Romanın sonlarına doğru, Ada ve Lucian’ın geçmişleriyle yüzleşmeleri, aynı zamanda yeniden başlama arzusunu da beraberinde getiriyor. Yeniden başlamak, romanınızın genel teması içinde nasıl bir anlam taşıyor?
Yeniden başlamak çok inandığım bir olgu – her sabah yeni bir başlangıçtır ancak tabii ki hayatımızın akışını önemli bir şekilde değiştirecek büyük kararlar almak risklidir ve bu yüzden cesaret işidir. Bu romanı kurgularken en önemli hedeflerimden biri, Ada ve Lucian’ın birtakım farkındalıklara ulaşmalarını sağlamaktı; bir yerde bu iki karakterin geçirdikleri içsel yolculuk benim için hikâyede oluşan olaylar zincirinden çok daha büyük önem taşıyor. Yeniden başlayabilmek için bir şeyleri değiştirebileceğimize dair umudumuzun olması gerekiyor. Umut değişimin en güçlü aracıdır.
Fotoğraf: Nilay İşlek
İlk romanınız “Türk Diplomatın Kızı” ile karşılaştırıldığında, “Sen Benle, İstanbul Benimle” yazınsal olarak ne gibi farklılıklar taşıyor?

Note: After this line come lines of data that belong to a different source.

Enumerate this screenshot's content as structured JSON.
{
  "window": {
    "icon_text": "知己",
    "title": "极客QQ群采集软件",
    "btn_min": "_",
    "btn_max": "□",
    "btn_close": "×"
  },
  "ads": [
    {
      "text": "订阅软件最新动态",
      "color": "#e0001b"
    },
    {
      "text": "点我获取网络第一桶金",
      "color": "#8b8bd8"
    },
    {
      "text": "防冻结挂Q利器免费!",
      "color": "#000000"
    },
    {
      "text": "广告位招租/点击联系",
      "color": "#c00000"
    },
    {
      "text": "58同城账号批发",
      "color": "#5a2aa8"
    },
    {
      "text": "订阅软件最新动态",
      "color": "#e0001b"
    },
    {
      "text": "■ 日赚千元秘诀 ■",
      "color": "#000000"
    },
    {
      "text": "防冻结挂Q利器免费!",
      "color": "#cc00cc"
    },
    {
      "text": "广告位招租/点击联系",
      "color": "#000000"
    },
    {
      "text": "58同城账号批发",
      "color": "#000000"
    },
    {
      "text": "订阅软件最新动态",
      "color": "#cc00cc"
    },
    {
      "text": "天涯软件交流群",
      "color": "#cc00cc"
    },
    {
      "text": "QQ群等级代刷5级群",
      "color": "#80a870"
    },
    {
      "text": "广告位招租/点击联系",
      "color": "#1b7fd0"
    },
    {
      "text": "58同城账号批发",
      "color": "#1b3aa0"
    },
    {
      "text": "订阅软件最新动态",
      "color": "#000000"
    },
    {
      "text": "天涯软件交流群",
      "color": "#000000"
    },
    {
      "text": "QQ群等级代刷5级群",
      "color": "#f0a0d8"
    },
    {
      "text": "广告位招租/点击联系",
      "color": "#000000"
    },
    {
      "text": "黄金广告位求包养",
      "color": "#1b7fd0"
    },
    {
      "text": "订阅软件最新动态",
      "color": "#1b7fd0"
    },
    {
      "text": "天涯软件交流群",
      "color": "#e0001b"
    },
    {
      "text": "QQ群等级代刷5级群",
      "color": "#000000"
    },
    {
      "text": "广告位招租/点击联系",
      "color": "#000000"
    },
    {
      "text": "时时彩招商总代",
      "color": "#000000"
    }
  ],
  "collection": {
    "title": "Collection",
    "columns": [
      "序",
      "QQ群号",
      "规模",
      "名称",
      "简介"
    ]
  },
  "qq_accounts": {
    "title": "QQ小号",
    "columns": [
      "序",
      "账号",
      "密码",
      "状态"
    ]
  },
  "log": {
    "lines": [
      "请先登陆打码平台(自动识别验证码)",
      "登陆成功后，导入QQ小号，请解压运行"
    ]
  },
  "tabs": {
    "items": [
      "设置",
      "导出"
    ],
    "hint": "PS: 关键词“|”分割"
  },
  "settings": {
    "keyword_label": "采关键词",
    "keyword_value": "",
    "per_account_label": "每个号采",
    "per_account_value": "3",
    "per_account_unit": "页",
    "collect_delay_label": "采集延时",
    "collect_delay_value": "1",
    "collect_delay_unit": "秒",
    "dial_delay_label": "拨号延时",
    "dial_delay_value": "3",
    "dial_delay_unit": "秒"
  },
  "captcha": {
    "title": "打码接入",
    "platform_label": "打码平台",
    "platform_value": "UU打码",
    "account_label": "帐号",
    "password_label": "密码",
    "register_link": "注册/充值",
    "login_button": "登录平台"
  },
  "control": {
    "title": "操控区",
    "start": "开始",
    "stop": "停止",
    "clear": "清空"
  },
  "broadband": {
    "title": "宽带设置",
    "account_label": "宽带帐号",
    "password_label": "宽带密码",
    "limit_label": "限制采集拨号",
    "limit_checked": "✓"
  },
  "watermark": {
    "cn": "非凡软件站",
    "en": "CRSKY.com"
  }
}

“Türk Diplomatın Kızı”nı yüksek lisansımı tamamladıktan sonra Londra’da sanat sektöründe bir sene boyunca iş ararken, biraz da boşluğa düştüğüm bir dönemde kaleme aldım. Bastırılmış duygularını, cinselliğini olabildiğince açık ve samimi bir dille ifade eden, sevgi arayışında olan bir genç kadının maceralarına odaklanan bir metindi. Bu kitabın oluşum süreci çok organik bir şekilde gelişti. İlk olarak kısa hikâyeler yazdım ve bunları bazı tanıdıklarımla paylaştım, onlardan aldığım destekle bunları birleştirerek bir romana dönüştürdüm. “Sen Benle, İstanbul Benimle”de ise durum çok farklıydı; bir roman yazıyor olmanın bilinciyle yola çıktım. Yazmaya 2013 yılında oğluma hamileyken başladım ve kitabı tamamlamak yaklaşık yedi yılımı aldı. Bunda yeni bir anne olmamın payı oldukça büyük. Bir de bu romanı kaleme alırken önceliğim onu çabuk bitirmek değil, onunla bir yazar olarak farklı noktalara gelebilmekti. Her iki kitabımda da kadının cinselliği, kadına karşı cinsiyetçilik, insanların çeşitli eğilimleri ve geçirdikleri içsel yolculuk gibi bazı ortak temaları işlesem de “Sen Benle, İstanbul Benimle”de bunlara çok daha kapsamlı bir şekilde ve farklı açılardan değindiğimi düşünüyorum. Bunun yanı sıra, yıllar içerisinde yazar olarak edindiğim deneyim sayesinde birincisine oranla ikinci romanımın daha zengin bir anlatıma ve güçlü bir dile sahip olmuş olmasını dilerim. Ancak bu konuda yorumu yapması gereken kişi ben değil, okurdur.
Son olarak şu an neler yapıyorsunuz? Yakın zamanda yeni bir projeniz var mı acaba?
Çok sevdiğim ve ülkemizde figüratif resimde çok önemli bir isim olan Nevhiz Tanyeli’yle geçtiğimiz aylarda bir söyleşi yaptım; onun sanat serüvenine odaklı bir yazı kaleme alacağım. Bir de yeni bir roman üzerinde çalışmaktayım.